I went for my weekly trip to the Peak District this morning. I still can’t quite believe how close it is – it took me just twenty minutes on my bicycle to get back home from the reservoirs today.
Having bought a map of the Peak District 4 years back (and then never used it) I sort of knew where I was going, somewhere over to the left where there were no houses. It looked pretty.
Shame I hadn’t paid any attention to the contours!
Once I had made the massive climb out of the city, I was hit by the autumnal beauty of Yorkshire – just gorgeous – and when I turned off the main road it just got better, as I found myself in a nature reserve, complete with bike tracks.
Sharon is particularly pleased with her shocking new look
Mind you, there was one horse there who seemed pretty exasperated by the rebellious nature of the young-uns. He was easy to spot, galloping around the field at full pelt, trying to relieve himself of the stress of modern life. When he finally slowed down, I called out and suggested that he try meditating – which he then did.
A couple of hours later I was back in town – time for a trip to Beanies, the healthfood shop. There I set up a standing order for a weekly organic fruit and veg shop, and an organic loaf of wholemeal bread. This will ensure that I eat properly this year, and also save time as I won’t have to wait in the the very long queues that they often have there. Hurrah!
Back home I started to develop my new photo workflow. Now I’m shooting in RAW+Jpeg (the camera creates two files for every shot, one is the huge uncompressed original, the other is a 1mb jpeg), I’ve started using Adobe Light Room, which I like, a lot. It’s very intuitive, great for doing the basics before passing those images that need any further tweaks on to Photoshop. I had one minor problem – when exporting from Light Room it would set the ppi to 72, no matter what I specified in the options. Turns out that this happens when it compresses the metadata, deselecting that option fixed the issue.
It’s funny how a simple switch like that (from taking photos in JPEG to RAW (or NEF in the case of Nikon)) changes one’s relationship with one’s camera. It feels new all over again, as it starts producing stuff it’s never produced before.

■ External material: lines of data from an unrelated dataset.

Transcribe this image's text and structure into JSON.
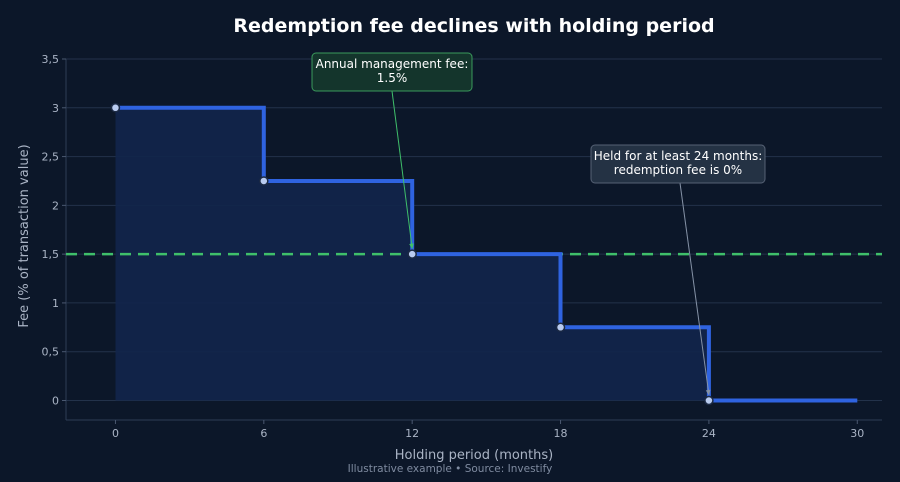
{
  "chart_data": {
    "type": "line",
    "step": "post",
    "title": "Redemption fee declines with holding period",
    "xlabel": "Holding period (months)",
    "ylabel": "Fee (% of transaction value)",
    "footer": "Illustrative example  •  Source: Investify",
    "xlim": [
      -2,
      31
    ],
    "ylim": [
      -0.2,
      3.5
    ],
    "x_ticks": [
      0,
      6,
      12,
      18,
      24,
      30
    ],
    "x_tick_labels": [
      "0",
      "6",
      "12",
      "18",
      "24",
      "30"
    ],
    "y_ticks": [
      0,
      0.5,
      1,
      1.5,
      2,
      2.5,
      3,
      3.5
    ],
    "y_tick_labels": [
      "0",
      "0,5",
      "1",
      "1,5",
      "2",
      "2,5",
      "3",
      "3,5"
    ],
    "grid": "horizontal",
    "series": [
      {
        "x": [
          0,
          6,
          12,
          18,
          24,
          30
        ],
        "y": [
          3,
          2.25,
          1.5,
          0.75,
          0,
          0
        ],
        "markers_at": [
          0,
          6,
          12,
          18,
          24
        ],
        "color": "#2f63e0",
        "fill": "#12254b"
      }
    ],
    "reference_line": {
      "y": 1.5,
      "style": "dashed",
      "color": "#3fbf6a"
    },
    "annotations": [
      {
        "lines": [
          "Annual management fee:",
          "1.5%"
        ],
        "target": [
          12,
          1.5
        ],
        "border": "#3a9a5c",
        "background": "#14352c",
        "arrow": "#3fbf6a"
      },
      {
        "lines": [
          "Held for at least 24 months:",
          "redemption fee is 0%"
        ],
        "target": [
          24,
          0
        ],
        "border": "#566275",
        "background": "#243244",
        "arrow": "#8592a6"
      }
    ]
  }
}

Hard drive space is a bit of an issue. Always has been actually – that was one of the reasons I never shot in RAW before. Now I’m having to accept that I can’t carry round a copy of all my photos on my laptop – only the really old ones (with file sizes of 2mb or less) and the most recent. The rest have to go onto a couple of external drives, a data DVD, and a remote server too just in case. I think I’m a bit obsessed when it comes to backing-up. Still, you do hear horror stories, such a that of one of my classmates. They made three backups of all their photos when they came back to the UK this summer – and all three backups failed, leaving them with just a few shots on Facebook. Ouch.
With hard disk failure it’s never a case of IF, it’s always WHEN.
Flibberdy dee. Must be time to study some kanji.